リクエストから広告配信までの全体のプロセスは、同時接続数が急増した場合でも、ミリ秒単位で完了するため、何百万人もの視聴者が中断されることなく、関連性の高い広告を見ることができます。
ライブ配信イベント時の広告の課題
ライブ配信イベントの広告は、他のストリーミング配信と同様のプロセスですが、ライブ配信イベントの複雑さと規模により、配信企業、マーケター、アドテクプラットフォームが、シームレスな体験を確保するために対処すべき課題をいくつか提示しました。
ライブ配信イベントでは、配信企業は視聴体験を守るために、ストリーミングを可能な限りリアルタイムに近づけたいと考えています。ストリーミングに遅延が生じると、視聴者は、画面上に再生される前に重要な出来事を耳にしてしまう可能性があります。この低遅延へのこだわりは、広告リクエストがほぼ瞬時に処理される必要があることを意味し、エラーが起こる余地はほとんどありません。
リスクが非常に高いのです。広告配信プロセスのわずかな遅延やエラーでも、ストリーミング全体に支障をきたす可能性があります。レスポンスが遅い、タイムアウト、クリエイティブファイルが存在しない場合、ストリーミングのクラッシュやスレート(広告がない場合に表示される静止画)を表示する原因となります。
最悪の場合、アドテクスタックの遅延がSSAIシステム全体の障害を引き起こし、配信が完全に停止する可能性もあります。
もう一つの課題は、クリエイティブが変化に追いついていないことです。広告は、スマートフォン、タブレット、スマートTVなど、さまざまなデバイスや異なるインターネット接続速度に合わせて、適応する必要があります。広告が、どこでどのように配信されるかに関わらず、すべての広告の見た目を保証することは、より複雑さを増します。
最後に、シグナリングの問題です。これは手動プロセスであり、メディア企業が、ライブ配信イベントの機会について、また、それがいつ発生するのかをバイヤーに、明確に通知することが難しい場合があります。

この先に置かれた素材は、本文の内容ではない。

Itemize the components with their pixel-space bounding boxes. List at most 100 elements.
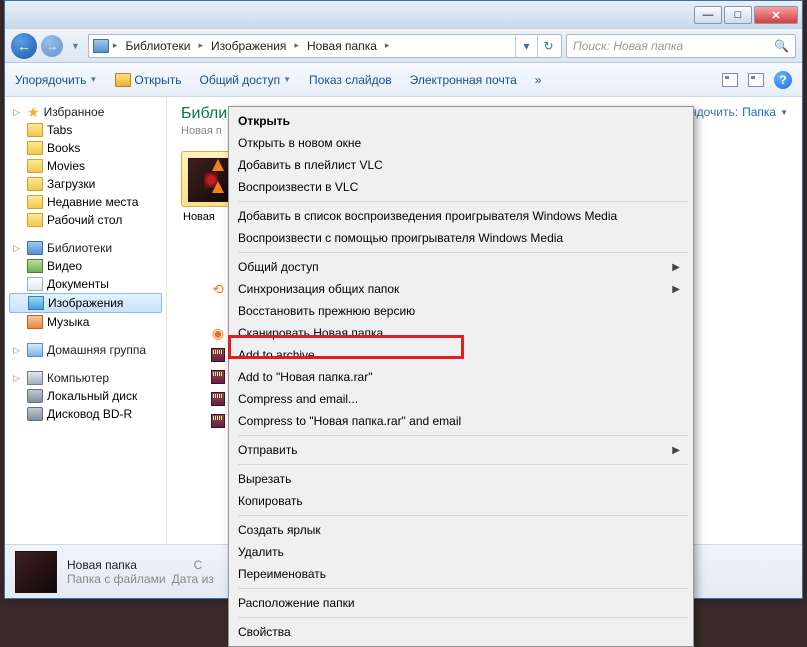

つまり、バイヤーはライブ配信イベントのスケジュールを事前に把握できない場合があり、価値の高いイベント中に、キャンペーンを配信する機会を逃す可能性があります。透明性の欠如は、バイヤーがビッドストリーム内でライブ配信イベントを識別するのをより困難にします。
ライブ配信広告のソリューション
アドテク業界は、ライブ配信イベント広告の課題に対処するため、新しいソリューションを開発しており、効率性と信頼性の向上に重点を置いています。これには、以下の内容が含まれます。
- クリエイティブ事前取り込み:コマーシャル中に瞬時に配信可能にするため、事前に広告を準備します。
- メディア企業とセラー間のシグナリングと連携を強化:ビッドストリームにライブ配信イベントのシグナルというコンテンツ属性を含めることや、イベントスケジュールや視聴者情報を事前に共有することで、バイヤーがより効果的にキャンペーンを計画できるようにするなど、メディアバイヤーとセラー間のシグナリングと連携の強化をします。
- 入札リクエストを時間差で事前に取得:リクエストをより均等に分散し、急激なリクエスト増加を緩和することで、サーバーの過負荷を防止します。
- ほぼリアルタイムの視聴者データ:配信企業やアドテクプロバイダーは、ライブイベント中にコンピューティングリソースを柔軟に拡張でき、重要な瞬間にスムーズなストリーミングと広告機会最大化を実現します。
これらの技術開発は、まだ開発途中ですが、ストリーミングTVにおけるライブ配信イベントに大きな変化をもたらすでしょう。
私たちの業界は、コミュニケーション、準備、柔軟なリソース管理の改善に向けて引き続き連携し、ライブ配信イベントにおけるプログラマティック広告配信の信頼性、効率性、収益性を高めるための道筋を作っています。